À partir de l’A 320, les postes d’équipage et les organes de commande des avions ont été conçus de manière
standardisée, de telle sorte que les pilotes puissent passer aisément d’un type d’avion Airbus à un autre – par
ailleurs, cela doit inciter les compagnies de transport aérien à bâtir une flotte d’Airbus. An fin de compte, la qualité
des solutions techniques et l’excellence du choix des objectifs commerciaux sont les clés du succès de l’industrie
aéronautique européenne, ce qui permet aujourd’hui à Airbus Industrie de faire jeu égal avec Boeing.


                                             Les avions militaires —

En France, le premier avion militaire à réaction, le SO-6000 Triton, apparaît en 1946 seulement, et il est équipé
d’un réacteur allemand Jumo 004.
   L’aviation de combat française prend un nouveau départ avec la sortie du MD-450 Ouragan (1949), construit
par Marcel Dassault.

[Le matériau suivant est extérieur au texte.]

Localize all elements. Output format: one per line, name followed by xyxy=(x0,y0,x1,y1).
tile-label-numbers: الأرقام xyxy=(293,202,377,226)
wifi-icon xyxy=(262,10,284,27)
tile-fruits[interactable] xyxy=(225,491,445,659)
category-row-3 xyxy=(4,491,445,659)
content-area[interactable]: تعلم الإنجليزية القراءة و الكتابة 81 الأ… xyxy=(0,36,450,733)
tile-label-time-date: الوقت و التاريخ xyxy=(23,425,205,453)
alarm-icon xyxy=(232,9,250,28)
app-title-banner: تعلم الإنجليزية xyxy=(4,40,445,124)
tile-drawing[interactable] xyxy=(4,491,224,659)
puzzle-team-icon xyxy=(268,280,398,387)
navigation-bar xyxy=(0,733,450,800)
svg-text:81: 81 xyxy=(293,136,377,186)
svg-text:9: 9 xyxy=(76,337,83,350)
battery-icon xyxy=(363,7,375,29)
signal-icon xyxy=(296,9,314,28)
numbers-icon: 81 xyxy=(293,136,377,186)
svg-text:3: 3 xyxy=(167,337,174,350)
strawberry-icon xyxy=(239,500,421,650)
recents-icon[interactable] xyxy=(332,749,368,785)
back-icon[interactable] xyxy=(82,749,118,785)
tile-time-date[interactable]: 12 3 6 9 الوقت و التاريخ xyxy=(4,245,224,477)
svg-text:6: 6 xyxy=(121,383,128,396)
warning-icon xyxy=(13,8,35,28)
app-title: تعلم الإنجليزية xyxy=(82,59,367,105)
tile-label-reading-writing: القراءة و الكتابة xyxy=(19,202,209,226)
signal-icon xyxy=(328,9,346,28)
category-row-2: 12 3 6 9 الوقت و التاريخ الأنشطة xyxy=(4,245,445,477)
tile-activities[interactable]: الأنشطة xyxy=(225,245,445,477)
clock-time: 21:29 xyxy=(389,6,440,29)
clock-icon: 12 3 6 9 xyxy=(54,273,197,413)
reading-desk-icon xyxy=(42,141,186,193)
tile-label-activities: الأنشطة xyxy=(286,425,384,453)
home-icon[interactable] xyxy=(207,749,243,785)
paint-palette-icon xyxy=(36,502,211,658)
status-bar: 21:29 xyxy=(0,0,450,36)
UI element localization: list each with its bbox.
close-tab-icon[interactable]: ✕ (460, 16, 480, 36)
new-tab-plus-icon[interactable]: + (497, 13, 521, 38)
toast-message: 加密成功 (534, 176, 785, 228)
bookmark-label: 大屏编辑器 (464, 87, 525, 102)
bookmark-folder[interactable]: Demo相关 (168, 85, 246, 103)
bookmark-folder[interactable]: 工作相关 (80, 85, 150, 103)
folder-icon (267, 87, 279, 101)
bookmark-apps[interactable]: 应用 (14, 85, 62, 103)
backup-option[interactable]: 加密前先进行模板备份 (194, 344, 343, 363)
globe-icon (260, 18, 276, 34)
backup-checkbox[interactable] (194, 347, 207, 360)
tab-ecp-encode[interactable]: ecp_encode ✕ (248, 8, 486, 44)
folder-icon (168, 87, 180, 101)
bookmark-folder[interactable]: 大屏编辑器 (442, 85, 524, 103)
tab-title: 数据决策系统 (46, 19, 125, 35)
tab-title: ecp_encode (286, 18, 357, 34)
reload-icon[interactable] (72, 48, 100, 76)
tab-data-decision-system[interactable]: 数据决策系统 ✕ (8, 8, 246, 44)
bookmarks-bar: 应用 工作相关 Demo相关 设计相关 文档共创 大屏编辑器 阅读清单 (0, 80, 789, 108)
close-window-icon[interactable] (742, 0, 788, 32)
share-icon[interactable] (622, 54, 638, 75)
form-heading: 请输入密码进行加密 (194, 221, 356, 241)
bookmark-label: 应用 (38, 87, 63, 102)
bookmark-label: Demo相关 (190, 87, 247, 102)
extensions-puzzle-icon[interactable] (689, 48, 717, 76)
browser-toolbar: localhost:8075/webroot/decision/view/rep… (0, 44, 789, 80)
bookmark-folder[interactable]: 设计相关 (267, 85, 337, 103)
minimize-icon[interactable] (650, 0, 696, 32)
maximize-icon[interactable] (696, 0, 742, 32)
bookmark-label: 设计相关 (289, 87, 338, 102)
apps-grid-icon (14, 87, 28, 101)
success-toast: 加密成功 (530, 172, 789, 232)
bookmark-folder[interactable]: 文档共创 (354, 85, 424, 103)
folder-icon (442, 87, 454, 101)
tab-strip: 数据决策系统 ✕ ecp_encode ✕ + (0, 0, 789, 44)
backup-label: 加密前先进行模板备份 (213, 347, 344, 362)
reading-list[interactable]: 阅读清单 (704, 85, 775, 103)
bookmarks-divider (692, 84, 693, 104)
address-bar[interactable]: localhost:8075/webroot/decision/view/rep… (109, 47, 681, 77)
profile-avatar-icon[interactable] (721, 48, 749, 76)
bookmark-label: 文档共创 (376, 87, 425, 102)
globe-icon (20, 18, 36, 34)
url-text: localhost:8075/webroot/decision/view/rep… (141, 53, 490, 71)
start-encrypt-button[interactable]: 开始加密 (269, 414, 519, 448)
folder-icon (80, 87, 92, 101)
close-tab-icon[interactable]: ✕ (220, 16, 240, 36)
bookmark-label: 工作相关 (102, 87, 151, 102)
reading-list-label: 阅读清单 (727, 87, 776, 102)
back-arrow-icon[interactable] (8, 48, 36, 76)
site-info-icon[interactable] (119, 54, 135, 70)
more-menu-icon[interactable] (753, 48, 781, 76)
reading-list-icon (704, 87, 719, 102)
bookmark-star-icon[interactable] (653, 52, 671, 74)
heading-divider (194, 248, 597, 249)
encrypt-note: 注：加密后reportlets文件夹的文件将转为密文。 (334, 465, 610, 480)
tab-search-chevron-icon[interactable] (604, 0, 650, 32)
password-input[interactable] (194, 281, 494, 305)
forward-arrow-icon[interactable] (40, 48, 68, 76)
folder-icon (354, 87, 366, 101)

L’utilisation de voilures de plus en plus minces, avec un angle de flèche de plus en plus
grand, et l’emploi de turboréacteurs de plus en plus puissants permettent à Dassault d’améliorer sans cesse les
modèles. On passe ainsi de l’Ouragan au Mystère II, puis au Mystère IV et enfin au Super-Mystère SMB-2.
Celui-ci, équipé d’un turboréacteur ATAR 101 G-3 de la SNECMA, est alors le plus rapide intercepteur d’Europe
occidentale (Mach 1,02 en palier). Ces appareils, ainsi que le biréacteur Vautour de la SNCASO (Société nationale
de construction aéronautique du Sud-Ouest), constituent la première génération au lendemain de 1945 des
avions militaires français avec des performances croissantes de vitesse, de manœuvrabilité et de capacité
d’emport.

     Les années 1960 voient naître la deuxième génération : les Mirage III C, III E, IV A, et l’Étendard IV Marine (tous
réalisés par les Avions Marcel Dassault et équipés de turboréacteurs Atar de la SNECMA). Les Mirage III et le
Mirage IV sont caractérisés par une aile delta et l’absence d’empennage horizontal. Les performances des Mirage
III en vitesse (Mach 2) et en capacité d’emport d’armement leur permirent de s’illustrer sur des théâtres
d’opérations extérieurs.

    Les années 1970 sont l’époque de la troisième génération, dans laquelle apparaissent un avion d’attaque au
sol, le Jaguar de Bréguet Aviation, issu de la coopération franco-bri-tannique, ainsi que le Mirage F1C et le
Super-Étendard de Dassault.

   La quatrième génération (décennie 19811990) correspond aux Mirage 2000 de Dassault, qui se distinguent
par leur moteur SNECMA M 53 conçu pour le vol à Mach 2 en altitude, par leurs commandes de vol électriques et
par une faible stabilité naturelle permettant une excellente manœuvrabilité.

    La cinquième génération d’avions de combat est représentée, en France, par le Rafale de Dassault (premier
vol en 1986) qui est un avion polyvalent, haute et basse altitude, propulsé par deux turboréacteurs SNECMA M88.
Remarquable par ses qualités aérodynamiques, par la poussée spécifique (rapport poussée sur poids) de ses
réacteurs, par son système d’armes ainsi que par sa furtivité en ondes électromagnétiques, le Rafale est l’un des
meilleurs avions de combat au monde.

   Les avions de combat actuels ne volent guère plus vite que leurs prédécesseurs des années 1970 (environ
Mach 2). En revanche, ils leur sont très supérieurs du point de vue de l’efficacité opérationnelle. Leur avionique
(ensemble des équipements de pilotage, navigation, radar et conduite de tir) et leur armement leur permettent
d’agir avec précision et à distance dans de bonnes conditions de sécurité pour les pilotes.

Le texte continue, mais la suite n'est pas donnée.